Another patient, not treated by us, had a typical gradual childhood onset of mild OCD and a strong familial predisposition, with two siblings also affected. She had no comorbid somatic conditions until her early twenties when she developed neuritis of the axillary nerve of unknown etiology. Approximately five years later, her OCD symptoms worsened, and she was diagnosed with multiple sclerosis (MS) in her mid-thirties. Following two doses of rituximab for MS, her OCD symptoms subsided entirely alongside improvements in her MS symptoms within a year. It is possible that the neuritis was a red flag for immune involvement, though she would likely not have been classified as having autoimmune OCD.

A third patient, our index case for investigating rituximab in psychiatric disorders, had suffered from severe, complex OCD since age 17 [5]. Despite extensive neurological evaluations, no signs of autoimmune encephalitis were detected until eight years after onset, when she was diagnosed with neuromyelitis optica spectrum disorder (NMOSD). As part of her treatment for NMOSD, she received rituximab, which led to the complete remission of her OCD and other comorbid psychiatric symptoms. She has now been successfully treated with rituximab every six months for ten years.

Among the schizophrenia patients in our Rits-PS study, one has continued rituximab treatment for five years.
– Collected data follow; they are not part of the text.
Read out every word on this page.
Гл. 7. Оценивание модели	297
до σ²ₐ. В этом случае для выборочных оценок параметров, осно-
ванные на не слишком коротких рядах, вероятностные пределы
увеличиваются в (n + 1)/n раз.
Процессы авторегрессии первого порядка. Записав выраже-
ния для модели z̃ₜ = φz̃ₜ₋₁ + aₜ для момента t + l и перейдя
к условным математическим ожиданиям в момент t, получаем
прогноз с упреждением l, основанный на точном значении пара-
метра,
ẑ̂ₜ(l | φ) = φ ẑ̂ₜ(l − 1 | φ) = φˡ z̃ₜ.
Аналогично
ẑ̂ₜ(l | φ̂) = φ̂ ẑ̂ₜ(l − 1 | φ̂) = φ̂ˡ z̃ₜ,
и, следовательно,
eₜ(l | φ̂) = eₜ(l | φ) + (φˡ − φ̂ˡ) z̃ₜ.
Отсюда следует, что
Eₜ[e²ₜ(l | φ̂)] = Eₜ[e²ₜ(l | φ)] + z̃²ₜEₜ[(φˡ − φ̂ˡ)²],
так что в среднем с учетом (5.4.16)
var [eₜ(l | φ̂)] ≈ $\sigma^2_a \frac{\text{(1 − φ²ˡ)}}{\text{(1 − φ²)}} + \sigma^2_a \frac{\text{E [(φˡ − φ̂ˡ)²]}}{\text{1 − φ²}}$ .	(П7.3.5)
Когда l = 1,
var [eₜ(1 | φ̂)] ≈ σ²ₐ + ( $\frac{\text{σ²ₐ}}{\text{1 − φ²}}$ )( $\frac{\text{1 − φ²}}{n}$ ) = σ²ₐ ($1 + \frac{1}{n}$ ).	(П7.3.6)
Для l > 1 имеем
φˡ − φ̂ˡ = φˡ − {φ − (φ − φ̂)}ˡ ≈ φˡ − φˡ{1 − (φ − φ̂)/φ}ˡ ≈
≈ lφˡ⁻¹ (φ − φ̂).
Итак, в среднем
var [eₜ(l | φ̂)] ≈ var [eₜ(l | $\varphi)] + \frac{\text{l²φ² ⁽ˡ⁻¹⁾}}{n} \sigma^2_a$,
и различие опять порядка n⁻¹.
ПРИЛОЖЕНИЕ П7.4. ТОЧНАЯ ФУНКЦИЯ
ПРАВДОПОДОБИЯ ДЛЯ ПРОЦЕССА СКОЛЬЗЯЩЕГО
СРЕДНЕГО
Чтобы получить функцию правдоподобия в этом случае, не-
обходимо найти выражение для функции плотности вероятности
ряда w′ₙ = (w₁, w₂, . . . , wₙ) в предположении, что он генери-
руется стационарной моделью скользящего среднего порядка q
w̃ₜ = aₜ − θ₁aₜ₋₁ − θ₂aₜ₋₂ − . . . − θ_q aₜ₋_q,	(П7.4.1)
This patient demonstrated dramatic improvement at the five-month endpoint and, from being a frequent psychiatric inpatient, she is now capable of managing her life independently. Her treatment resistance and abrupt symptom onset would have been considered two red flags.

Currently, we are conducting a large, multicenter, double-blind, placebo-controlled trial (RCT-Rits) involving a single dose of rituximab (1000 mg) as an adjunct to antipsychotics in unselected schizophrenia spectrum disorder patients across Sweden [6]. Patients in Örebro County are offered the option of an open rituximab trial after the six-month endpoint.

To determine whether extensive investigations including CSF sampling are predictive for response, requires a different design (RCT) and a much larger study population than the three patients presented by Gallwitz et al. Excluding patients on the basis of the absence of biomarkers at an early stage of research may be premature and potentially misleading and has been previously criticized in another context [7].

Ultimately, circular reasoning serves to reinforce pre-existing conclusions, but does little to advance our understanding or improve patient outcomes.